Plusieurs motifs justifient de compléter cet article L. 1113-1 du code des transports.

En premier lieu, des raisons d'équité et de justice. Rien ne justifie que les étrangers en situation irrégulière au regard du séjour sur le territoire de la République bénéficient de davantage de droits que les autres usagers des transports publics. En Île-de-France, la majorité des usagers – les employés – paient 50 % de leur Pass Navigo, le reste étant pris en charge par leur employeur. La tarification « solidarité transport », qui peut aller jusqu'à la gratuité, peut s'appliquer à certaines catégories de demandeurs d'emploi, par exemple les bénéficiaires du revenu de solidarité active (RSA), et aux bénéficiaires de la couverture maladie universelle complémentaire (CMU-C), sous condition de ressources.

Il n'apparaît ni équitable, ni juste, ni logique de faire bénéficier de tarifs réduits les étrangers en situation irrégulière, alors même qu'ils sont en infraction par rapport aux lois de la République. Accorder le bénéfice de la tarification sociale quelle que soit la situation au regard des conditions de séjour sur le territoire de la République peut apparaître à certains égards comme une prime à l'illégalité, ce qui est incompréhensible pour nombre d'usagers des transports publics, notamment d'usagers modestes, qui paient plein tarif leurs titres de transport.

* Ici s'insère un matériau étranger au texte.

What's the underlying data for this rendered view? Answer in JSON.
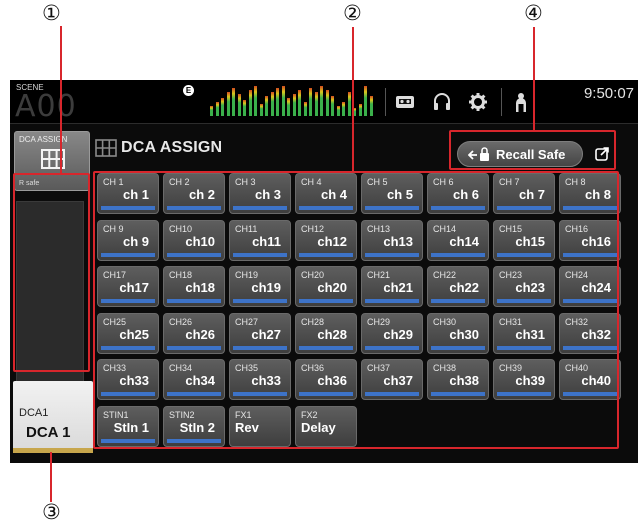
{
  "callouts": {
    "c1": "①",
    "c2": "②",
    "c3": "③",
    "c4": "④"
  },
  "status_bar": {
    "scene_label": "SCENE",
    "scene_value": "A00",
    "e_badge": "E",
    "clock": "9:50:07",
    "icons": [
      "meter-bridge-icon",
      "recorder-icon",
      "headphones-icon",
      "settings-gear-icon",
      "user-icon"
    ]
  },
  "left_panel": {
    "assign_tile": {
      "title": "DCA ASSIGN",
      "sub": "R safe",
      "icon": "grid-icon"
    },
    "dca_strip": {
      "name": "DCA1",
      "value": "DCA 1"
    }
  },
  "header": {
    "title": "DCA ASSIGN",
    "recall_safe_label": "Recall Safe",
    "recall_safe_icon": "lock-arrow-icon",
    "popup_icon": "popup-icon"
  },
  "channels": [
    {
      "num": "CH 1",
      "name": "ch 1"
    },
    {
      "num": "CH 2",
      "name": "ch 2"
    },
    {
      "num": "CH 3",
      "name": "ch 3"
    },
    {
      "num": "CH 4",
      "name": "ch 4"
    },
    {
      "num": "CH 5",
      "name": "ch 5"
    },
    {
      "num": "CH 6",
      "name": "ch 6"
    },
    {
      "num": "CH 7",
      "name": "ch 7"
    },
    {
      "num": "CH 8",
      "name": "ch 8"
    },
    {
      "num": "CH 9",
      "name": "ch 9"
    },
    {
      "num": "CH10",
      "name": "ch10"
    },
    {
      "num": "CH11",
      "name": "ch11"
    },
    {
      "num": "CH12",
      "name": "ch12"
    },
    {
      "num": "CH13",
      "name": "ch13"
    },
    {
      "num": "CH14",
      "name": "ch14"
    },
    {
      "num": "CH15",
      "name": "ch15"
    },
    {
      "num": "CH16",
      "name": "ch16"
    },
    {
      "num": "CH17",
      "name": "ch17"
    },
    {
      "num": "CH18",
      "name": "ch18"
    },
    {
      "num": "CH19",
      "name": "ch19"
    },
    {
      "num": "CH20",
      "name": "ch20"
    },
    {
      "num": "CH21",
      "name": "ch21"
    },
    {
      "num": "CH22",
      "name": "ch22"
    },
    {
      "num": "CH23",
      "name": "ch23"
    },
    {
      "num": "CH24",
      "name": "ch24"
    },
    {
      "num": "CH25",
      "name": "ch25"
    },
    {
      "num": "CH26",
      "name": "ch26"
    },
    {
      "num": "CH27",
      "name": "ch27"
    },
    {
      "num": "CH28",
      "name": "ch28"
    },
    {
      "num": "CH29",
      "name": "ch29"
    },
    {
      "num": "CH30",
      "name": "ch30"
    },
    {
      "num": "CH31",
      "name": "ch31"
    },
    {
      "num": "CH32",
      "name": "ch32"
    },
    {
      "num": "CH33",
      "name": "ch33"
    },
    {
      "num": "CH34",
      "name": "ch34"
    },
    {
      "num": "CH35",
      "name": "ch33"
    },
    {
      "num": "CH36",
      "name": "ch36"
    },
    {
      "num": "CH37",
      "name": "ch37"
    },
    {
      "num": "CH38",
      "name": "ch38"
    },
    {
      "num": "CH39",
      "name": "ch39"
    },
    {
      "num": "CH40",
      "name": "ch40"
    },
    {
      "num": "STIN1",
      "name": "StIn 1"
    },
    {
      "num": "STIN2",
      "name": "StIn 2"
    },
    {
      "num": "FX1",
      "name": "Rev",
      "fx": true
    },
    {
      "num": "FX2",
      "name": "Delay",
      "fx": true
    }
  ],
  "colors": {
    "assign_bar": "#3d73c8",
    "dca_strip_bar": "#c7a64c",
    "callout_red": "#d8262c"
  }
}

En second lieu, cette proposition de loi se justifie pour des raisons budgétaires. Île‑de‑France Mobilités a estimé que le coût de cette tarification sociale accordée aux étrangers en situation irrégulière bénéficiaires de l'AME s'élevait à 40 millions d'euros hors taxes en 2016. Elle concernait alors 125 000 personnes. D'après le directeur général d'Île-de-France Mobilités, que j'ai auditionné le 18 novembre dernier, il s'agit d'une estimation prudente, se situant dans le bas de la fourchette, d'autant que le nombre de bénéficiaires de l'AME, dont la moitié résident en Île-de-France, a augmenté depuis 2016. L'enjeu financier est donc important pour une AOM comme celle de l'Île-de-France. Il est à noter que depuis l'annulation de la délibération de 2016 de l'ex-STIF par le tribunal administratif de Paris, aucune AOM ne s'est risquée à modifier sa politique en matière de tarification sociale.

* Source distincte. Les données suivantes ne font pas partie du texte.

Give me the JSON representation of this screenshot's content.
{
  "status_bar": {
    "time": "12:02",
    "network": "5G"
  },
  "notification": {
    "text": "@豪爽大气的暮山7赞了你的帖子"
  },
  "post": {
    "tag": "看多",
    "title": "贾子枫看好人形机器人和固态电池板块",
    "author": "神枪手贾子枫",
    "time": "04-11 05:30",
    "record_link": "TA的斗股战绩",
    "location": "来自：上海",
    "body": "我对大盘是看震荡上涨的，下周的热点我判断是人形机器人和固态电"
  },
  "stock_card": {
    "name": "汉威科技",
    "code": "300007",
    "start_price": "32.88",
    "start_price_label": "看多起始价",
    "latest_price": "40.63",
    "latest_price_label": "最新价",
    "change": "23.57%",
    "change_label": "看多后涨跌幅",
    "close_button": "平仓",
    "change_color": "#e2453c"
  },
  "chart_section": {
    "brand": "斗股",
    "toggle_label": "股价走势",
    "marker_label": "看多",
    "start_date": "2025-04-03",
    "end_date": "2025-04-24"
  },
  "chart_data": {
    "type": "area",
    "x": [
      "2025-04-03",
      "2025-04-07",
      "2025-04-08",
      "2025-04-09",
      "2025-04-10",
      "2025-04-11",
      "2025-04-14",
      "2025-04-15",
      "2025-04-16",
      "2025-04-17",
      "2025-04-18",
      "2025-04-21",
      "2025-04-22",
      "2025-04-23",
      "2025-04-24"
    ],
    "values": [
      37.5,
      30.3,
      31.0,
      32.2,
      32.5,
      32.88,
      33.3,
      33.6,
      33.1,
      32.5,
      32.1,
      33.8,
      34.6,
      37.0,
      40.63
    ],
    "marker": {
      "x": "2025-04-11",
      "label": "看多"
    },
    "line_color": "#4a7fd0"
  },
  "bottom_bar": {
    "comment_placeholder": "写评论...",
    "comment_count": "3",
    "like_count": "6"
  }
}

Nombre d'AOM se trouvent dans une situation financière dégradée en raison de la pandémie actuelle, qui entraîne une baisse drastique de fréquentation, et les difficultés économiques et sociales à venir risquent d'augmenter le nombre de personnes en situation précaire – travailleurs pauvres, demandeurs d'emploi, étudiants précarisés. Compte tenu de ces éléments, il peut s'avérer judicieux et opportun de permettre aux AOM de récupérer des marges de manœuvre budgétaires pour mettre en place une politique de tarification sociale et solidaire juste, équitable, appropriée, ciblée sur les populations qui en ont vraiment besoin, et qui, s'agissant des personnes de nationalité étrangère, sont en règle avec les lois de la République pour ce qui touche à leur séjour sur notre territoire.

L'article unique de la proposition de loi prévoit donc de modifier l'article L. 1113-1 du code des transports pour subordonner le bénéfice de la réduction tarifaire dans les transports publics à la régularité du séjour en France.